Hatice Arslan konuşmasının son bölümünde ise Türk kadınlarının tarihte başardıkları işlerle gurur duyması gerektiğne vurgu yaparak Anneler Gününün onun için guru duyulacak ve kutlanacak bir bayram olduğunu dile getirdi ve konuşmasını şöyle bitirdi:

            “Üç arz kıtasını sarsan ve dünya tarihine harika kahramanlıkları ve medeni hamleleriyle dolduran Türk nesilleri bugün büyük bir heyecan içinde güzel günün kutladığımız analardan doğmuştur.

            Türk milleti kadınıyla erkeğiyle büyüktür, asildir, üstündür. Ey Türk anası, sen ki doğurduğun kahraman ve inkılâpçı evlatlarınla dün olduğu gibi bugün de dünya milletlerinin hürmet ve hayranlıkları içinde birleşen bir varlığa sahipsin. Sen ki en zorlu anlarda erkek gibi tarlada kahraman gibi savaş alanlarında boy gösterensin. Sen ki Sakarya yaratan Mehmetlerin çocuklarını arkanda top mermilerini göğsünde taşıyansın. Sen ki, fedakârlık öne sürüldüğü zaman varını yoğunu kılını kıpırdatmadan bu vatana hediye edensin. Sana bu vatan cihan da hayrandır.

            Ey Türk anası, gururlan, yüksek başını bir kere daha göklere doğru kaldır. Çünkü sen insan cemiyetinin en çok ihtiram en çok taziz ve takdise layık olan anasısın. Güzel bayramınız hepinize kutlu olsun.”

            Bunu Çanakkale Ortaokulu 3.sınıf öğrencilerinden Sevinç Tanyel’in okuduğu “Anne” isimli şiiri izledi. Şiir şöyleydi:

            “Anne, hep şefkat, iyilik ve sevgi, / Anne, feragatin en güzel heykeli.

            Cemiyetin tacı, yurdun gururu o, /  Mürebbisi, ruhu, şevki, süruru o.

            Bir ışık ki, fecri, grubu ören o, / Ruha ilham ve şiire renk veren o.

            Her haliyle güzel, güzelde her şey o, / Kalplerde ürperen ilahi bir şey o…

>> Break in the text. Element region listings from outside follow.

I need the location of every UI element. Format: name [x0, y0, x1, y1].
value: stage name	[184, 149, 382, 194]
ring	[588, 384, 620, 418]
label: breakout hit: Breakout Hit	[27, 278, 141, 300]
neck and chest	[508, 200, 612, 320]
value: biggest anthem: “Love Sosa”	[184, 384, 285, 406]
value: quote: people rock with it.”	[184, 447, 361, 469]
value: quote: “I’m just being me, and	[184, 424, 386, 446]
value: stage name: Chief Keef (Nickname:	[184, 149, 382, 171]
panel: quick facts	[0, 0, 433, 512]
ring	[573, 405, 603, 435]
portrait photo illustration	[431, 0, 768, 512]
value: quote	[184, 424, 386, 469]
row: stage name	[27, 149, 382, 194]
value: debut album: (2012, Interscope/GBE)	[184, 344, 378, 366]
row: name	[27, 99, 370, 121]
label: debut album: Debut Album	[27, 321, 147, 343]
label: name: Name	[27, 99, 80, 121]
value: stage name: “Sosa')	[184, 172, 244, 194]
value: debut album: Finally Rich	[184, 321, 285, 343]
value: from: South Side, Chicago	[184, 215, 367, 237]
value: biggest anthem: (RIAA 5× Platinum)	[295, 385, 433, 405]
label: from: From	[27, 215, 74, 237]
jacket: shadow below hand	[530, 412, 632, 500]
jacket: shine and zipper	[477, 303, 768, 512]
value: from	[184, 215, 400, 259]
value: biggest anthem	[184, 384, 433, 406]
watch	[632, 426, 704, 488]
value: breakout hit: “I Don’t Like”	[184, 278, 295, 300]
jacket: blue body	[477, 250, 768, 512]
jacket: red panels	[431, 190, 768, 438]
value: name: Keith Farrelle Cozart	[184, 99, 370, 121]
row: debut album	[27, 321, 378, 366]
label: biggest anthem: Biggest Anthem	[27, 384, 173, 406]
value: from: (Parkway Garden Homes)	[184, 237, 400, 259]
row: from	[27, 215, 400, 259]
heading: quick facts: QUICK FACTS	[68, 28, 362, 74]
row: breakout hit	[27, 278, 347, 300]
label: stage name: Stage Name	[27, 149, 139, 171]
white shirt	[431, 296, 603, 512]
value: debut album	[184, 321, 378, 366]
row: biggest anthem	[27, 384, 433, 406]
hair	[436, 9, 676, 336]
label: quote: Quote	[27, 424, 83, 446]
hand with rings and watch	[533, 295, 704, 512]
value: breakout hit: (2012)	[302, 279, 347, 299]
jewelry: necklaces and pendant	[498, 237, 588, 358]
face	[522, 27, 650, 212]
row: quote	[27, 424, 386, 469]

            Fakat yurdun zorlu zamanı geldi mi? / Kükrer arslan gibi, hasmı yaman vurur,

            Erzurum’da kılıç, Sakarya’da mermi, / Vatanın en büyük kahramanı olur.”

            Aynı sınıftan Perizat Tunç da anne sevgisi temalı başka bir şiiri okudu. Cumhurite Alanı’ndaki tören bu şiirden sonra sona erdi. Kafile Orduevi’ne gitti. Çanakkale Orduevi şeref salonunda ikinci bir tören düzenlendi. Burada Çanakkale Lisesi tarih öğretmenlerinden Lütfiye Gökçen “Tarihte Kadın” konulu güzel bir konuşma yaptı. Gökçen konuşmasında; Türklerin kurdukları bütün devletlerde kadına özel bir önem verildiğini, ailede kadın ve erkeğin haklarının zaman içerisinde değişmesine rağmen İslamiyet öncesinde kurulan Türk devletlerinde kadın ve erkeğin eşit hakları bulunduğunu belirterek, Türklerde kadının toplum hayatında binlerce yıldan beri bütün milletlerden önce erkekle eşit haklara sahip olduğunun belgelerle ispat edildiğini söyledi. Orta Asya devletlerinde ve Anadolu’da Hititlerde kadınların devlet reisliği, kumandanlık ve mahkemelerde hâkimlik yaptığı tarihi kayıtlarda yer almaktadır, diyerek bugün de Türk kadının Atatürk sayesinde tarihte olduğu gibi “Hatun ve Hakan buyururlar ki” sözündeki gibi toplum hayatında en üst seviyede yerini aldığını dile getirdi. Bu konuşma büyük bir dikkat ve ilgi ile dinlendi ve tezahüratla karşılandı. Bundan sonra yine lise edebiyat öğretmenlerinden Süheyla Özbek, Faruk Nafiz Çamlıbel’in şiirini okudu ve alkışlandı. Şiirin okunmasından sonra İstiklal İlkokulu öğretmenlerinden Mürvet Bayar’ın bir şiiri takip etti.

            Anneler Günü sebebiyle düzenlenen törene Kız Sanat Enstitüsü öğrencilerinin söylediği milli marşlar ve okuduğu şiirler ile devam edildi. Törene katılan küçük çocuklar annelerine aldıkları hediyeleri takdim ettiler. Orduevindeki tören de böylece sona erdi.